Silos data adalah kumpulan informasi dalam sebuah organisasi, lembaga, atau instansi yang terisolasi, tidak dapat diakses oleh bagian lain di organisasi tersebut. Silos data ini bisa terjadi karena ada data yang sama di organisasi pada departemen berbeda. Sementara masing-masing departemen tersebut tidak dapat melihat data yang sama di departemen lainnya.
Menilik model penyimpanan rekam medis di Indonesia, selama ini belum ada rekam medis yang bersifat tunggal dan berlaku secara menyeluruh di tiap-tiap instansi pelayanan kesehatan berbeda.
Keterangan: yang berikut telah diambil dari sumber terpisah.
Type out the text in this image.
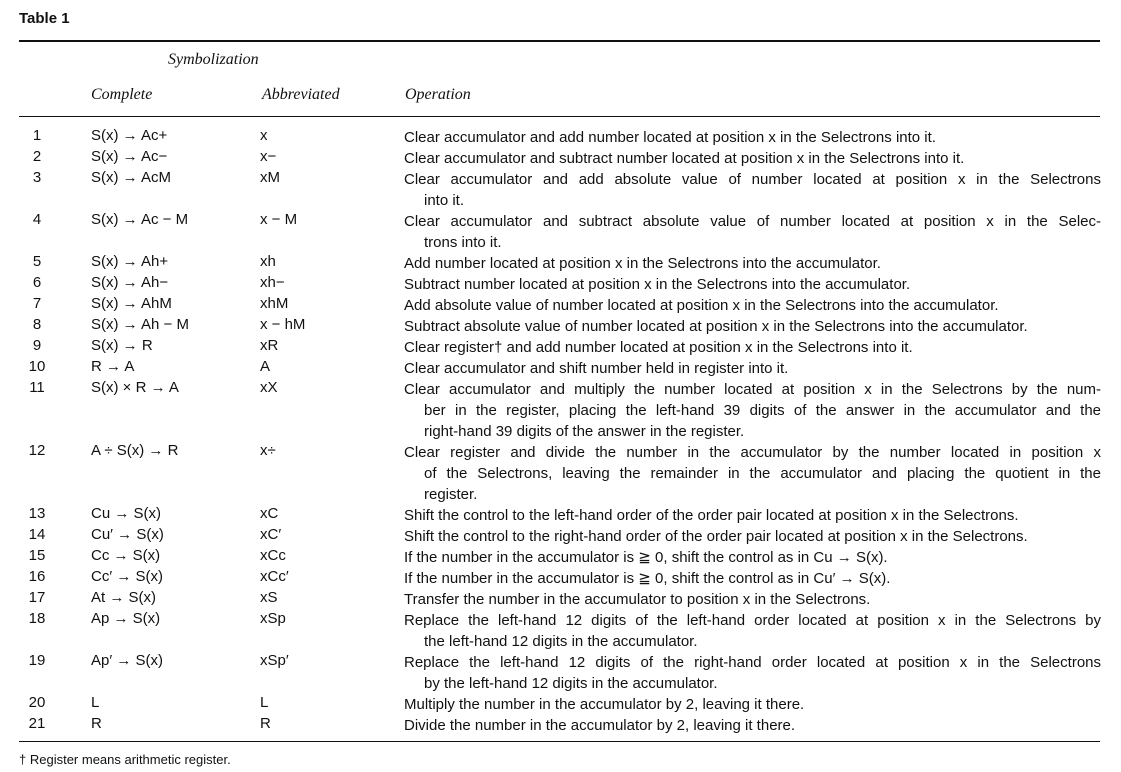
Table 1
Symbolization
Complete	Abbreviated	Operation
1	S(x) → Ac+	x	Clear accumulator and add number located at position x in the Selectrons into it.
2	S(x) → Ac−	x−	Clear accumulator and subtract number located at position x in the Selectrons into it.
3	S(x) → AcM	xM	Clear accumulator and add absolute value of number located at position x in the Selectrons
into it.
4	S(x) → Ac − M	x − M	Clear accumulator and subtract absolute value of number located at position x in the Selec-
trons into it.
5	S(x) → Ah+	xh	Add number located at position x in the Selectrons into the accumulator.
6	S(x) → Ah−	xh−	Subtract number located at position x in the Selectrons into the accumulator.
7	S(x) → AhM	xhM	Add absolute value of number located at position x in the Selectrons into the accumulator.
8	S(x) → Ah − M	x − hM	Subtract absolute value of number located at position x in the Selectrons into the accumulator.
9	S(x) → R	xR	Clear register† and add number located at position x in the Selectrons into it.
10	R → A	A	Clear accumulator and shift number held in register into it.
11	S(x) × R → A	xX	Clear accumulator and multiply the number located at position x in the Selectrons by the num-
ber in the register, placing the left-hand 39 digits of the answer in the accumulator and the
right-hand 39 digits of the answer in the register.
12	A ÷ S(x) → R	x÷	Clear register and divide the number in the accumulator by the number located in position x
of the Selectrons, leaving the remainder in the accumulator and placing the quotient in the
register.
13	Cu → S(x)	xC	Shift the control to the left-hand order of the order pair located at position x in the Selectrons.
14	Cu′ → S(x)	xC′	Shift the control to the right-hand order of the order pair located at position x in the Selectrons.
15	Cc → S(x)	xCc	If the number in the accumulator is ≧ 0, shift the control as in Cu → S(x).
16	Cc′ → S(x)	xCc′	If the number in the accumulator is ≧ 0, shift the control as in Cu′ → S(x).
17	At → S(x)	xS	Transfer the number in the accumulator to position x in the Selectrons.
18	Ap → S(x)	xSp	Replace the left-hand 12 digits of the left-hand order located at position x in the Selectrons by
the left-hand 12 digits in the accumulator.
19	Ap′ → S(x)	xSp′	Replace the left-hand 12 digits of the right-hand order located at position x in the Selectrons
by the left-hand 12 digits in the accumulator.
20	L	L	Multiply the number in the accumulator by 2, leaving it there.
21	R	R	Divide the number in the accumulator by 2, leaving it there.
† Register means arithmetic register.
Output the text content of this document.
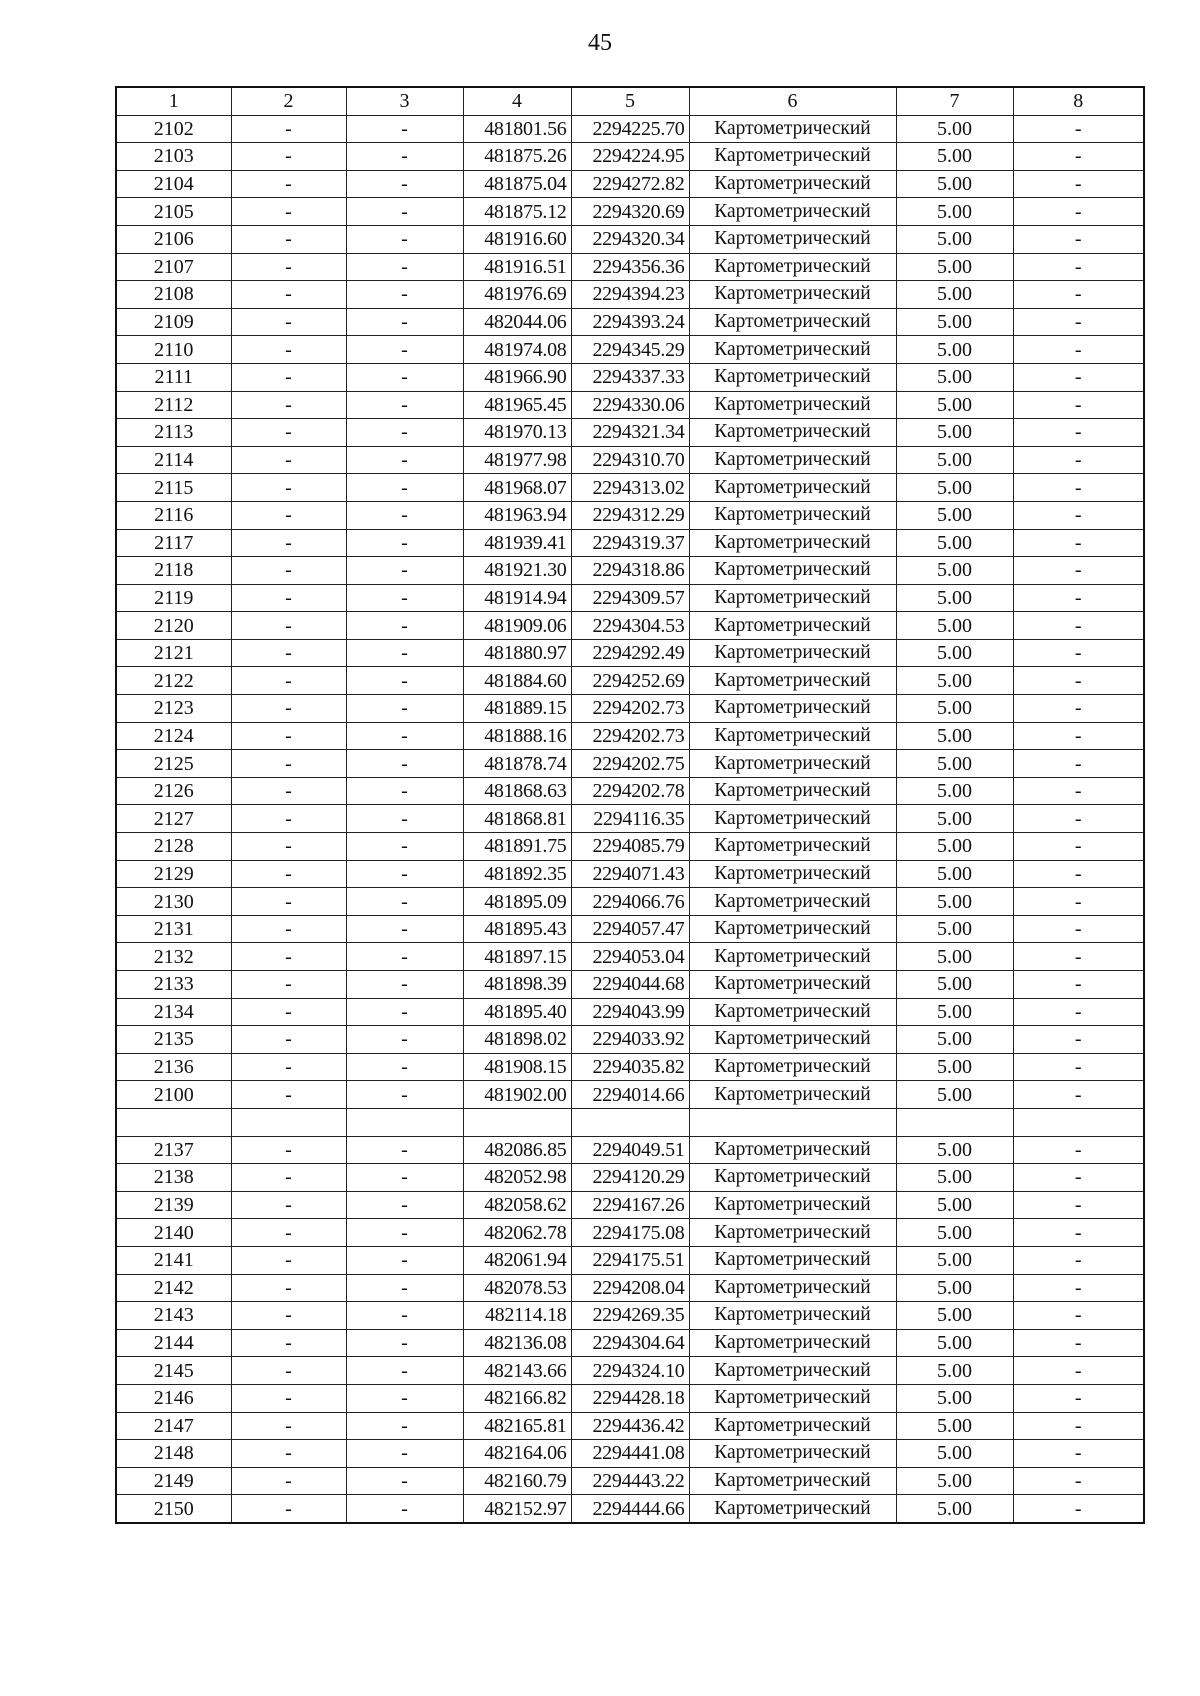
45
1	2	3	4	5	6	7	8
2102	-	-	481801.56	2294225.70	Картометрический	5.00	-
2103	-	-	481875.26	2294224.95	Картометрический	5.00	-
2104	-	-	481875.04	2294272.82	Картометрический	5.00	-
2105	-	-	481875.12	2294320.69	Картометрический	5.00	-
2106	-	-	481916.60	2294320.34	Картометрический	5.00	-
2107	-	-	481916.51	2294356.36	Картометрический	5.00	-
2108	-	-	481976.69	2294394.23	Картометрический	5.00	-
2109	-	-	482044.06	2294393.24	Картометрический	5.00	-
2110	-	-	481974.08	2294345.29	Картометрический	5.00	-
2111	-	-	481966.90	2294337.33	Картометрический	5.00	-
2112	-	-	481965.45	2294330.06	Картометрический	5.00	-
2113	-	-	481970.13	2294321.34	Картометрический	5.00	-
2114	-	-	481977.98	2294310.70	Картометрический	5.00	-
2115	-	-	481968.07	2294313.02	Картометрический	5.00	-
2116	-	-	481963.94	2294312.29	Картометрический	5.00	-
2117	-	-	481939.41	2294319.37	Картометрический	5.00	-
2118	-	-	481921.30	2294318.86	Картометрический	5.00	-
2119	-	-	481914.94	2294309.57	Картометрический	5.00	-
2120	-	-	481909.06	2294304.53	Картометрический	5.00	-
2121	-	-	481880.97	2294292.49	Картометрический	5.00	-
2122	-	-	481884.60	2294252.69	Картометрический	5.00	-
2123	-	-	481889.15	2294202.73	Картометрический	5.00	-
2124	-	-	481888.16	2294202.73	Картометрический	5.00	-
2125	-	-	481878.74	2294202.75	Картометрический	5.00	-
2126	-	-	481868.63	2294202.78	Картометрический	5.00	-
2127	-	-	481868.81	2294116.35	Картометрический	5.00	-
2128	-	-	481891.75	2294085.79	Картометрический	5.00	-
2129	-	-	481892.35	2294071.43	Картометрический	5.00	-
2130	-	-	481895.09	2294066.76	Картометрический	5.00	-
2131	-	-	481895.43	2294057.47	Картометрический	5.00	-
2132	-	-	481897.15	2294053.04	Картометрический	5.00	-
2133	-	-	481898.39	2294044.68	Картометрический	5.00	-
2134	-	-	481895.40	2294043.99	Картометрический	5.00	-
2135	-	-	481898.02	2294033.92	Картометрический	5.00	-
2136	-	-	481908.15	2294035.82	Картометрический	5.00	-
2100	-	-	481902.00	2294014.66	Картометрический	5.00	-

2137	-	-	482086.85	2294049.51	Картометрический	5.00	-
2138	-	-	482052.98	2294120.29	Картометрический	5.00	-
2139	-	-	482058.62	2294167.26	Картометрический	5.00	-
2140	-	-	482062.78	2294175.08	Картометрический	5.00	-
2141	-	-	482061.94	2294175.51	Картометрический	5.00	-
2142	-	-	482078.53	2294208.04	Картометрический	5.00	-
2143	-	-	482114.18	2294269.35	Картометрический	5.00	-
2144	-	-	482136.08	2294304.64	Картометрический	5.00	-
2145	-	-	482143.66	2294324.10	Картометрический	5.00	-
2146	-	-	482166.82	2294428.18	Картометрический	5.00	-
2147	-	-	482165.81	2294436.42	Картометрический	5.00	-
2148	-	-	482164.06	2294441.08	Картометрический	5.00	-
2149	-	-	482160.79	2294443.22	Картометрический	5.00	-
2150	-	-	482152.97	2294444.66	Картометрический	5.00	-
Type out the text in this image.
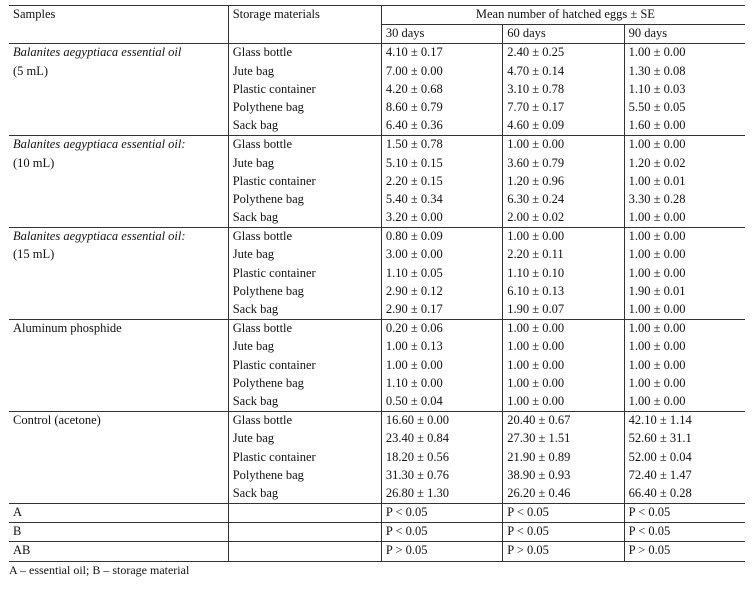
Samples	Storage materials	Mean number of hatched eggs ± SE		
		30 days	60 days	90 days
Balanites aegyptiaca essential oil	Glass bottle	4.10 ± 0.17	2.40 ± 0.25	1.00 ± 0.00
(5 mL)	Jute bag	7.00 ± 0.00	4.70 ± 0.14	1.30 ± 0.08
	Plastic container	4.20 ± 0.68	3.10 ± 0.78	1.10 ± 0.03
	Polythene bag	8.60 ± 0.79	7.70 ± 0.17	5.50 ± 0.05
	Sack bag	6.40 ± 0.36	4.60 ± 0.09	1.60 ± 0.00
Balanites aegyptiaca essential oil:	Glass bottle	1.50 ± 0.78	1.00 ± 0.00	1.00 ± 0.00
(10 mL)	Jute bag	5.10 ± 0.15	3.60 ± 0.79	1.20 ± 0.02
	Plastic container	2.20 ± 0.15	1.20 ± 0.96	1.00 ± 0.01
	Polythene bag	5.40 ± 0.34	6.30 ± 0.24	3.30 ± 0.28
	Sack bag	3.20 ± 0.00	2.00 ± 0.02	1.00 ± 0.00
Balanites aegyptiaca essential oil:	Glass bottle	0.80 ± 0.09	1.00 ± 0.00	1.00 ± 0.00
(15 mL)	Jute bag	3.00 ± 0.00	2.20 ± 0.11	1.00 ± 0.00
	Plastic container	1.10 ± 0.05	1.10 ± 0.10	1.00 ± 0.00
	Polythene bag	2.90 ± 0.12	6.10 ± 0.13	1.90 ± 0.01
	Sack bag	2.90 ± 0.17	1.90 ± 0.07	1.00 ± 0.00
Aluminum phosphide	Glass bottle	0.20 ± 0.06	1.00 ± 0.00	1.00 ± 0.00
	Jute bag	1.00 ± 0.13	1.00 ± 0.00	1.00 ± 0.00
	Plastic container	1.00 ± 0.00	1.00 ± 0.00	1.00 ± 0.00
	Polythene bag	1.10 ± 0.00	1.00 ± 0.00	1.00 ± 0.00
	Sack bag	0.50 ± 0.04	1.00 ± 0.00	1.00 ± 0.00
Control (acetone)	Glass bottle	16.60 ± 0.00	20.40 ± 0.67	42.10 ± 1.14
	Jute bag	23.40 ± 0.84	27.30 ± 1.51	52.60 ± 31.1
	Plastic container	18.20 ± 0.56	21.90 ± 0.89	52.00 ± 0.04
	Polythene bag	31.30 ± 0.76	38.90 ± 0.93	72.40 ± 1.47
	Sack bag	26.80 ± 1.30	26.20 ± 0.46	66.40 ± 0.28
A		P < 0.05	P < 0.05	P < 0.05
B		P < 0.05	P < 0.05	P < 0.05
AB		P > 0.05	P > 0.05	P > 0.05
A – essential oil; B – storage material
Artinya, di setiap penyedia layanan kesehatan, akan memiliki data rekam medis yang berbeda-beda pula.Padahal jika melihat kondisi yang ideal adalah, jika seseorang hanya memiliki “Satu saja” catatan medis yang berisikan seluruh riwayat kesehatannya. Hal penting selanjutnya, dengan cara apa akses itu diberikan, kepada siapa saja yang dapat mengakses informasi tersebut.